Dwight smiled, a little wryly. "That doesn’t mean a thing, not now. No, the real point is that he was captain of his ship and the ship couldn’t move. He wouldn’t want to run out on his ship’s company."

There was no more to be said, and he dismissed his liaison officer. He drafted a short signal in acknowledgment and gave it to the signals officer for transmission via Melbourne, with a copy for the First Naval Member. Presently the yeoman came to him and laid a signal on his desk.

Your 12/ 05663.

Regret no communications are now possible with Brisbane.

The captain nodded. "Okay," he said. "Let it go."

7

Peter Holmes reported to the Second Naval Member the day after they returned to Williamstown. The admiral motioned to him to sit down. "I met Commander Towers for a few minutes last night, Lieutenant Commander," he said. "You seem to have got on well with him."

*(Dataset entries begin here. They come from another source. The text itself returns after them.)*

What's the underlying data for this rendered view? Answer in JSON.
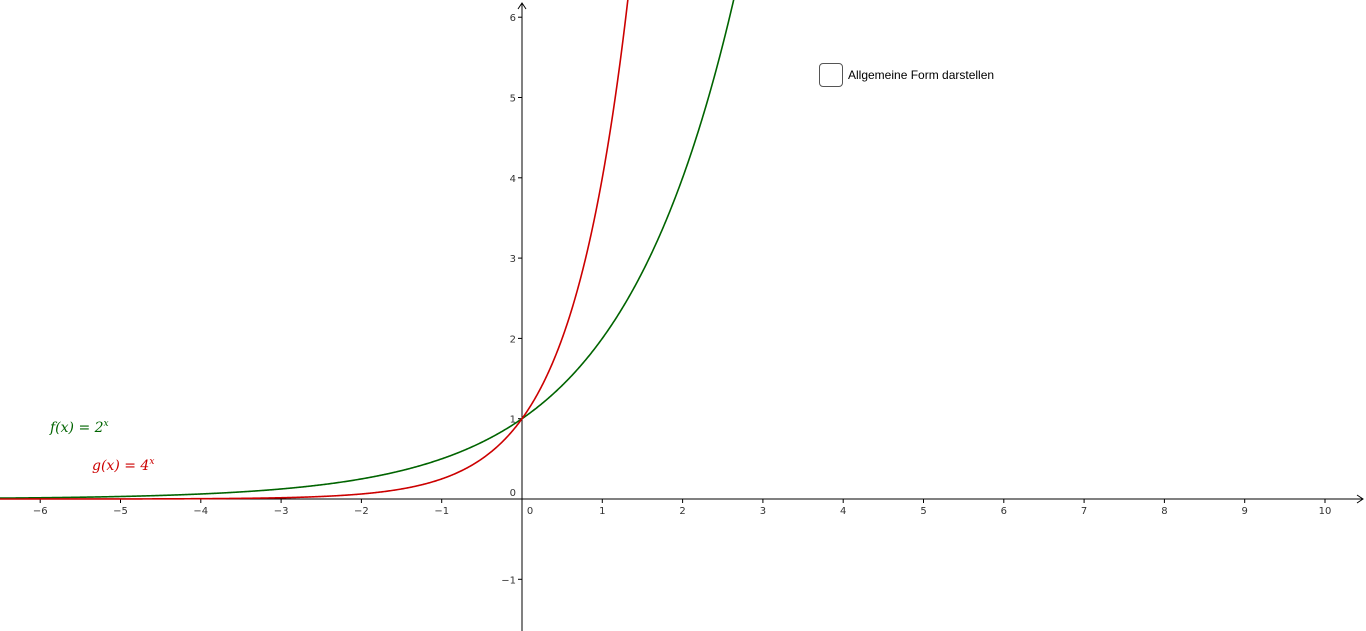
{
  "checkbox": {
    "label": "Allgemeine Form darstellen",
    "checked": false
  },
  "chart_data": {
    "type": "line",
    "title": "",
    "xlabel": "",
    "ylabel": "",
    "xlim": [
      -6.5,
      10.5
    ],
    "ylim": [
      -1.6,
      6.2
    ],
    "grid": false,
    "x_ticks": [
      -6,
      -5,
      -4,
      -3,
      -2,
      -1,
      0,
      1,
      2,
      3,
      4,
      5,
      6,
      7,
      8,
      9,
      10
    ],
    "x_tick_labels": [
      "−6",
      "−5",
      "−4",
      "−3",
      "−2",
      "−1",
      "0",
      "1",
      "2",
      "3",
      "4",
      "5",
      "6",
      "7",
      "8",
      "9",
      "10"
    ],
    "y_ticks": [
      -1,
      1,
      2,
      3,
      4,
      5,
      6
    ],
    "y_tick_labels": [
      "−1",
      "1",
      "2",
      "3",
      "4",
      "5",
      "6"
    ],
    "origin_label": "0",
    "series": [
      {
        "name": "f",
        "base": 2,
        "color": "#006400",
        "label_left": "f(x)  =  2",
        "label_exp": "x"
      },
      {
        "name": "g",
        "base": 4,
        "color": "#cc0000",
        "label_left": "g(x)  =  4",
        "label_exp": "x"
      }
    ]
  }
}
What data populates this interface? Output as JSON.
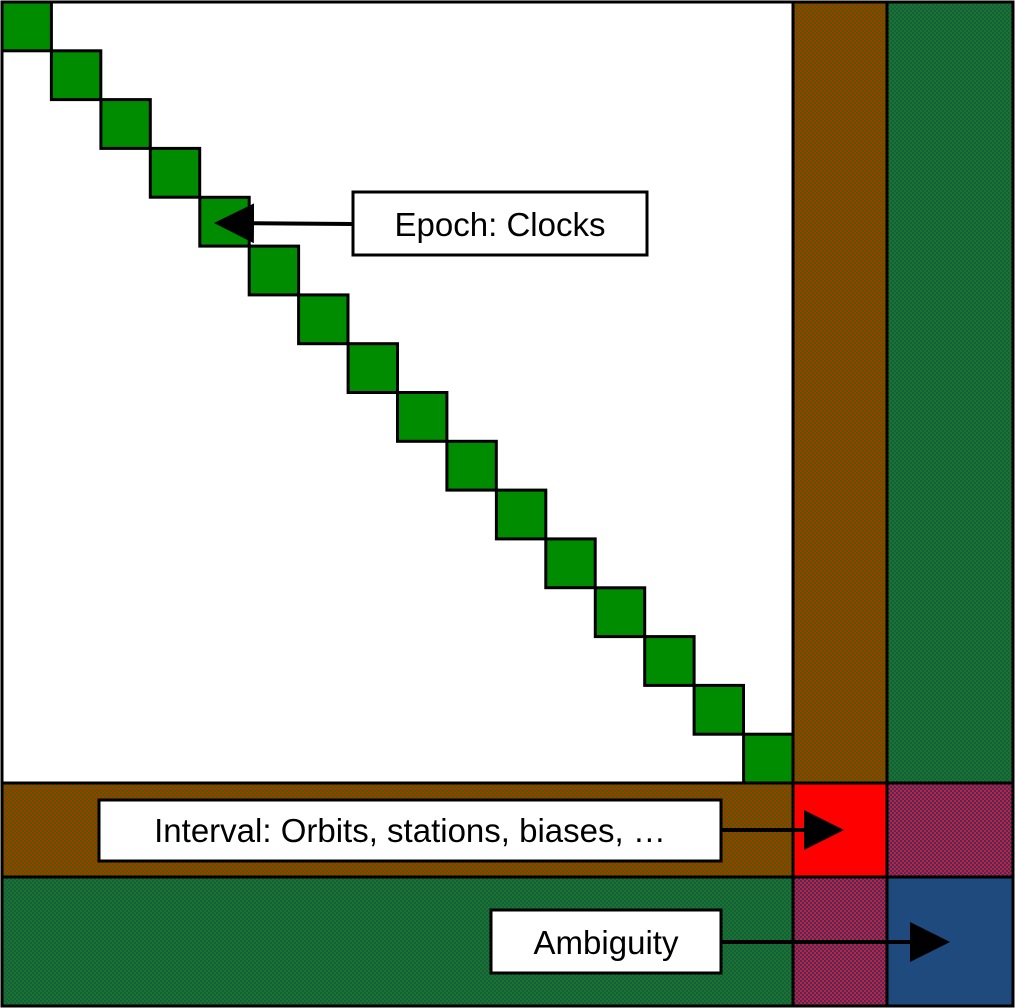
{
  "diagram": {
    "labels": {
      "epoch": "Epoch: Clocks",
      "interval": "Interval: Orbits, stations, biases, …",
      "ambiguity": "Ambiguity"
    },
    "colors": {
      "clock_block": "#008c00",
      "outline": "#000000",
      "background": "#ffffff",
      "interval_block": "#ff0000",
      "ambiguity_block": "#1f4a7d",
      "hatch_brown_red": "#c42a00",
      "hatch_brown_green": "#2f6b00",
      "hatch_green_a": "#127a24",
      "hatch_green_b": "#1c5a45",
      "hatch_red_blue_a": "#d01e28",
      "hatch_red_blue_b": "#3b2e72"
    },
    "clock_block_count": 16
  }
}
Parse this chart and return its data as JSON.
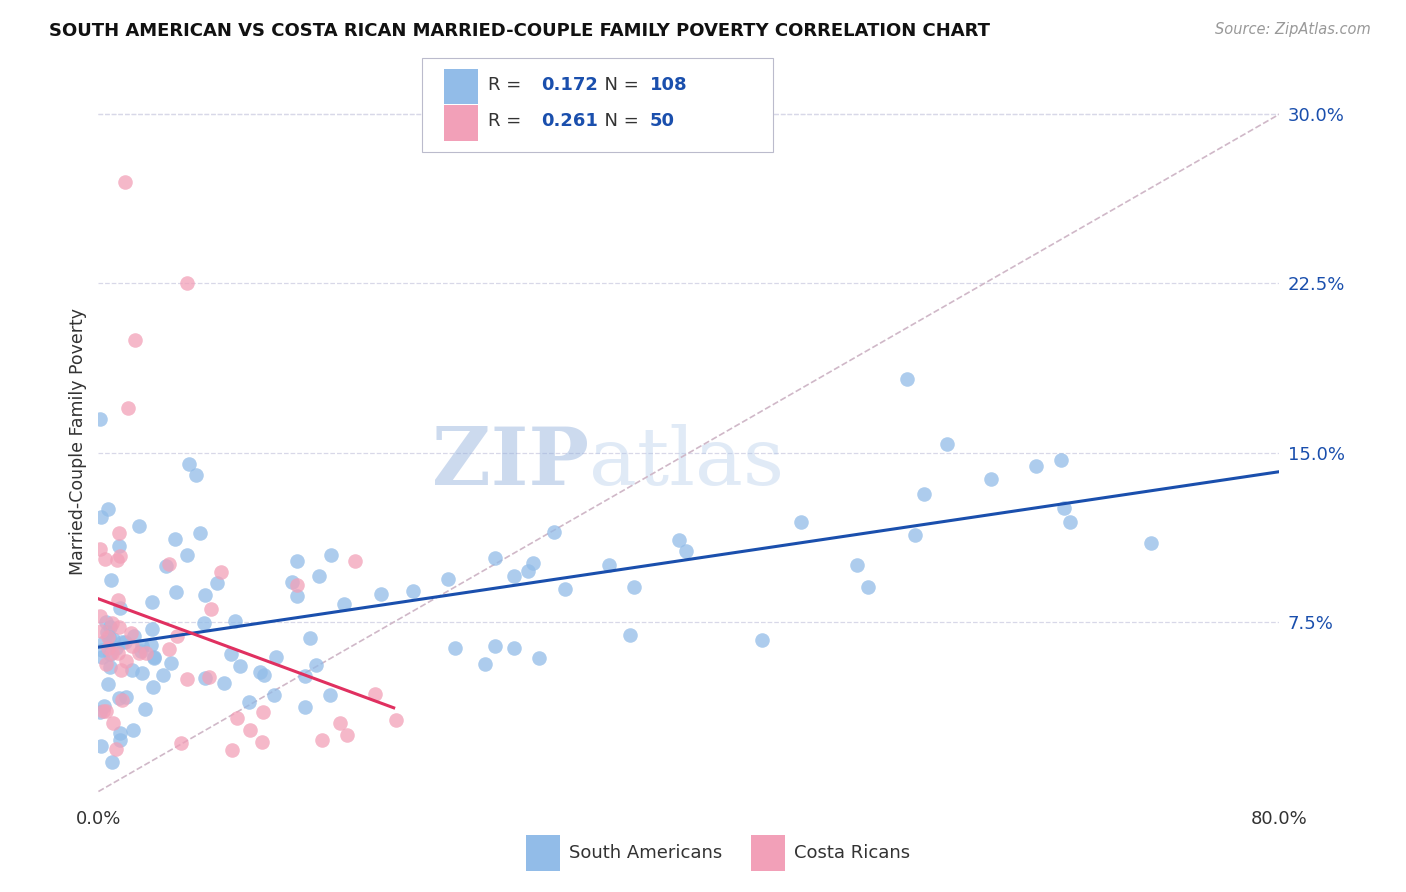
{
  "title": "SOUTH AMERICAN VS COSTA RICAN MARRIED-COUPLE FAMILY POVERTY CORRELATION CHART",
  "source": "Source: ZipAtlas.com",
  "ylabel": "Married-Couple Family Poverty",
  "xlim": [
    0.0,
    0.8
  ],
  "ylim": [
    -0.005,
    0.315
  ],
  "xtick_positions": [
    0.0,
    0.1,
    0.2,
    0.3,
    0.4,
    0.5,
    0.6,
    0.7,
    0.8
  ],
  "xticklabels": [
    "0.0%",
    "",
    "",
    "",
    "",
    "",
    "",
    "",
    "80.0%"
  ],
  "yticks_right": [
    0.075,
    0.15,
    0.225,
    0.3
  ],
  "yticklabels_right": [
    "7.5%",
    "15.0%",
    "22.5%",
    "30.0%"
  ],
  "blue_color": "#92bce8",
  "pink_color": "#f2a0b8",
  "trend_blue": "#1a4fad",
  "trend_pink": "#e03060",
  "diag_color": "#d0b8c8",
  "legend_R_blue": "0.172",
  "legend_N_blue": "108",
  "legend_R_pink": "0.261",
  "legend_N_pink": "50",
  "legend_label_blue": "South Americans",
  "legend_label_pink": "Costa Ricans",
  "grid_color": "#d8d8e8",
  "watermark_zip_color": "#c8d4ec",
  "watermark_atlas_color": "#b8cce8"
}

"I’m glad to hear that, sir."

"Yes. Now I suppose you want to know about a continuation of your appointment."

Peter said diffidently, "In a way. I take it that the general situation is the same? I mean, there’s only two or three months left to go?"

The admiral nodded. "That seems to be correct. You told me when I saw you last that you would prefer to be on shore in these last months."

"I should." He hesitated. "I’ve got to think a bit about my wife."

"Of course." He offered the young man a cigarette, and lit one himself. "Scorpion is going into dry dock for hull reconditioning," he said. "I suppose you know that."

"Yes sir. The captain was anxious to have that done. I saw the Third Naval Member’s office about it this morning."

"Normally that might take about three weeks. It may take longer under present conditions. Would you like to stay on with her as liaison officer while that work is going on?" He paused. "Commander Towers has asked for you to continue in the appointment for the time being."

"Could I live at home, down at Falmouth? It takes me about an hour and three quarters to get to the dockyard."

"You’d better take that up with Commander Towers. I don’t suppose you’ll find that he has any objection. It’s not as if the ship was in commission. I understand he’s giving leave to most of the ship’s company. I don’t suppose your duties would be very arduous, but you would be a help to him in dealing with the dockyard."